En ce qui concerne l’éducation (nationale), je sens que certains ne vont pas apprécier ce que je vais dire. Pourtant, l’éduc nat, je suis dedans depuis l’an 2000. Et ce que Didier Eribon écrit, je l’ai constaté quand j’étais élève. En ces années 80 finissantes, dans le collège où j’étais, l’on ne retenait pas vraiment les élèves dans le système éducatif. Certains quittaient le système scolaire dès la fin de la cinquième – et pas de leur plein gré. Pour nos professeurs, faire des études longues, c’était avoir le bac (combien nous l’ont dit ? Je n’ai pas compté). Enfin, sauf pour les filles, parce que nous serions toutes maman à 18 ans. Bref, certains professeurs cachaient à peine le mépris qu’ils éprouvaient pour nous. Et quand Didier Eribon dit qu’on ne lui a jamais parlé des classes préparatoires, je le rassure, c’est un constat que j’ai fait quand j’ai commencé à enseigner : aucun d’entre nous (=les professeurs du collège où j’enseignais) n’en avaient entendu parler pendant ses années collège et lycée. Rassurant ? Non, pas vraiment.

Certains disent aimer les livres de Didier Eribon et pas ceux d’Annie Ernaux.

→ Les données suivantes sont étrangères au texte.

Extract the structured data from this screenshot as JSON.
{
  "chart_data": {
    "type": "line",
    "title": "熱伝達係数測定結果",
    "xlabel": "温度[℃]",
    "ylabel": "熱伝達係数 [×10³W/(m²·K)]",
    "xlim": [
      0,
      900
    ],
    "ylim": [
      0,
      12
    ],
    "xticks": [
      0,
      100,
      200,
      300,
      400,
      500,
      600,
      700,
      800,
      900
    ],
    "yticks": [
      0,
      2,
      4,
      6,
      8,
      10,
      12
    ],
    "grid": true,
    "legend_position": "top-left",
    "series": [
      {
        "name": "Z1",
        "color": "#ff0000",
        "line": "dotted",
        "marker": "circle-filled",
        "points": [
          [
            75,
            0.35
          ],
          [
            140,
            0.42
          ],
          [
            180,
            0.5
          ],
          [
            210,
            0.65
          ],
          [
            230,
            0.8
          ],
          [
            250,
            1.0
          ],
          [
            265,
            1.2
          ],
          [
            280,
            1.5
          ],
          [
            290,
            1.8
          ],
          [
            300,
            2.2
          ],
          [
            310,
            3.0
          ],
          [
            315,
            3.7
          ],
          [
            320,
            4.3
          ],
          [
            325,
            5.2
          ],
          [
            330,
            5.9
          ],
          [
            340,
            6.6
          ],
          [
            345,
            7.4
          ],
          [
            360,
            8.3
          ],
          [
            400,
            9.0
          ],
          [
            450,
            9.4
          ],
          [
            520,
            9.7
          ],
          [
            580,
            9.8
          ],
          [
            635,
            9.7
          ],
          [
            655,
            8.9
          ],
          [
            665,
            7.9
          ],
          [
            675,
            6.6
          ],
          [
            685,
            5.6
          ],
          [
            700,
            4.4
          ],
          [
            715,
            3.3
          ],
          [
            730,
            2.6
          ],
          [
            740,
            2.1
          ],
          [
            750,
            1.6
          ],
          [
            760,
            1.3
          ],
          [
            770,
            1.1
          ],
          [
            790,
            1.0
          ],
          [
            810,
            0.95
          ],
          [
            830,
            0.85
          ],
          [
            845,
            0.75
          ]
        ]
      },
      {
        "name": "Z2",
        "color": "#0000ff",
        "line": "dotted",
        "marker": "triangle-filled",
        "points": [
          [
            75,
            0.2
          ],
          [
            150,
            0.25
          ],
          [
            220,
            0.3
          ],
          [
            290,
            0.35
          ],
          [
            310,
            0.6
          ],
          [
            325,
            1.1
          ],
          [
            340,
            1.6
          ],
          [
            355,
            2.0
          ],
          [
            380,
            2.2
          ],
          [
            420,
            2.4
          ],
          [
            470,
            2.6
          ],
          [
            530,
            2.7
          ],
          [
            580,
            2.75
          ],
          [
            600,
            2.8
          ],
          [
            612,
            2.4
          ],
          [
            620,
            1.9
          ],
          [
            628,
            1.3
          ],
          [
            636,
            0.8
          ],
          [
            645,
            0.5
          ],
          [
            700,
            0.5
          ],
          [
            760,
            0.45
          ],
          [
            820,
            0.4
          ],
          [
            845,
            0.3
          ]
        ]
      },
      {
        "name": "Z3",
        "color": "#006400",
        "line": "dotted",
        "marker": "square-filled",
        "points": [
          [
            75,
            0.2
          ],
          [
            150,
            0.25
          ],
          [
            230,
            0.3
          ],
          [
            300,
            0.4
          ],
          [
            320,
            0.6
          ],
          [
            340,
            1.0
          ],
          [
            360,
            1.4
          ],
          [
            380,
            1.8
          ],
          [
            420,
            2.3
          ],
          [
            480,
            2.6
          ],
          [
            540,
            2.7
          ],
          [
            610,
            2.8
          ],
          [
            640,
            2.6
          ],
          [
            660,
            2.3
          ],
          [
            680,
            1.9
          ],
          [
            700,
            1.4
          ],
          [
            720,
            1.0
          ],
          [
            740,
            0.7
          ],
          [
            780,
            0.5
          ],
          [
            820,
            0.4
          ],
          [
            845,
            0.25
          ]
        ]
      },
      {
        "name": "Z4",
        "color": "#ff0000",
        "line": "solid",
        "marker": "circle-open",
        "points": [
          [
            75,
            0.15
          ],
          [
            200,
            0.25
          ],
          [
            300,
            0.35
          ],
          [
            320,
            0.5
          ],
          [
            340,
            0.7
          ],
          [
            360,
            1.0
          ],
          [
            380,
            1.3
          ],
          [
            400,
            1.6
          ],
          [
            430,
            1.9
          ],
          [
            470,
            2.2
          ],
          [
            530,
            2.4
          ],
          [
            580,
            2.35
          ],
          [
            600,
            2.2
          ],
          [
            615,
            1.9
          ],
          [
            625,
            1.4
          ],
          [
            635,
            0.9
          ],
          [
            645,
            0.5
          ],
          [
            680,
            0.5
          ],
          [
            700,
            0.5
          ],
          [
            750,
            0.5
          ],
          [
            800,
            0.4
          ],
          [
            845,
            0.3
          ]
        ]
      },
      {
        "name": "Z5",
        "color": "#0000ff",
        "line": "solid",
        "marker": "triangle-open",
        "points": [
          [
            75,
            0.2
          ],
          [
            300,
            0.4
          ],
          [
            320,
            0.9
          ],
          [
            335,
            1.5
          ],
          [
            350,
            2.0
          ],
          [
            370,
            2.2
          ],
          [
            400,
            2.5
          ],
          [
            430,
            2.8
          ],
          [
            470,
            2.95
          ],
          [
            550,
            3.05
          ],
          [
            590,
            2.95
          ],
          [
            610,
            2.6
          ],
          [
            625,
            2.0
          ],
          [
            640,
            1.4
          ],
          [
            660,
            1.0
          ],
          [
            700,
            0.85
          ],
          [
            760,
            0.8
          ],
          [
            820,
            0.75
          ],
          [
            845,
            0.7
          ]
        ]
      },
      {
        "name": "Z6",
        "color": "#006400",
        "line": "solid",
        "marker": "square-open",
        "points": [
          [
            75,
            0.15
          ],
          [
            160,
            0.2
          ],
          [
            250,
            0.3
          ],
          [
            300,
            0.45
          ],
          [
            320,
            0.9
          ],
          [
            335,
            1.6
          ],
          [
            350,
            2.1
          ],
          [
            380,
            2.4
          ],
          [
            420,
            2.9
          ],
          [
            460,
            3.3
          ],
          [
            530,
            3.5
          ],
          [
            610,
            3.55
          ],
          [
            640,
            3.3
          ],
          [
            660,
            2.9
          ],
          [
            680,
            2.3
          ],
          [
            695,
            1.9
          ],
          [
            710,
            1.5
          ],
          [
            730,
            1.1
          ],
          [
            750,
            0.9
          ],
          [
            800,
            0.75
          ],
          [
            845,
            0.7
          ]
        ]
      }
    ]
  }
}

Pourtant, Didier Eribon se réfère souvent à cette autrice normande, dont il partage les origines, les études, et le sentiment de honte quand ils évoquent tous deux le milieu dont ils sont issus. Quand j’étais prof stagiaire, l’un des formateurs nous disait à quel point il exécrait Annie Ernaux – parce qu’elle osait dire ce qu’elle ressentait. Et tous les fils et filles d’ouvriers présents d’en ajouter une couche : « moi je n’ai pas honte ». Certes. Peut-être (là, je parle dans mon cas, trois de mes quatre grands-parents étaient ouvriers) mais mes grands-parents aimaient lire, aimaient aller au théâtre, aimaient la musique, et transmettaient cet amour à leurs enfants. Pourquoi devrai-je avoir honte ? A l’adolescence, mes parents, chacun de leur côté, ont voulu me faire lire les œuvres qui avaient enchanté leur propre adolescence – Anatole France et Emile Zola pour ma mère, Balzac et Diderot pour mon père.

Alors, un avis est forcément personnel. Je ne regrette pas d’avoir découvert cette oeuvre qui interroge autant.

4 réflexions sur “Retour à Reims de Didier Eribon

  1. Comme toi, je l’ai acheté après avoir vu le film, que j’ai beaucoup aimé. Je suis moi-même fille d’ouvrier, et j’ai retrouvé dans le documentaire beaucoup d’aspects de mon enfance, c’est sans doute une des raisons pour lesquelles il m’a autant touchée.
    Je ne sais pas si on peut parler de honte pour Annie Ernaux, je trouve qu’elle met aussi beaucoup de tendresse dans la manière dont elle évoque ses parents et son milieu d’origine.
    Pour en revenir au récit, j’attends avant de le lire car je prévois, après l’activité sur les Minorités ethniques, qui se termine en fin d’année, d’en lancer une nouvelle sur le monde ouvrier et le monde du travail.. à voir !

  2. Moi aussi, je viens de ce milieu ouvrier. Mes enfants me surnomme la « transfuge de classe » … Mais si Annie Ernaux m’ennuie profondément, ce n’est pas parce qu’elle évoque cette honte ( que je ne ressens pas du tout, pour ma part, c’est plutôt un non sujet) mais parce que je trouve que ses romans sont très autocentrés. Je sais bien que c’est logique de nourrir son oeuvre de sa biographie, mais disons que parfois, ça tourne en boucle fermée. Paradoxalement, ce retour à Reims m’intéresse, parce que si j’ai bien compris, ce n’est pas un roman ?

  3. J’avais lu ce livre au moment où Édouard Louis, qui revendique son amitié avec Didier Eribon, faisait la Une, et préféré commencer par le maître avant l’élève. Venue moi aussi de famille ouvrière, devenue prof de lettres classiques par la suite, je m’agace de l’abus de l’emploi de transfuge de classe de certain(e)s. Mon père lisait beaucoup, on m’a toujours encouragée dans mes études…
    En ce qui concerne les classes préparatoires c’est un étudiant rencontré par hasard qui m’en a parlé, au lycée personne n’y faisait allusion et pourtant j’avais atterri dans le lycée classique de la ville préfecture. C’était les années 80 aussi.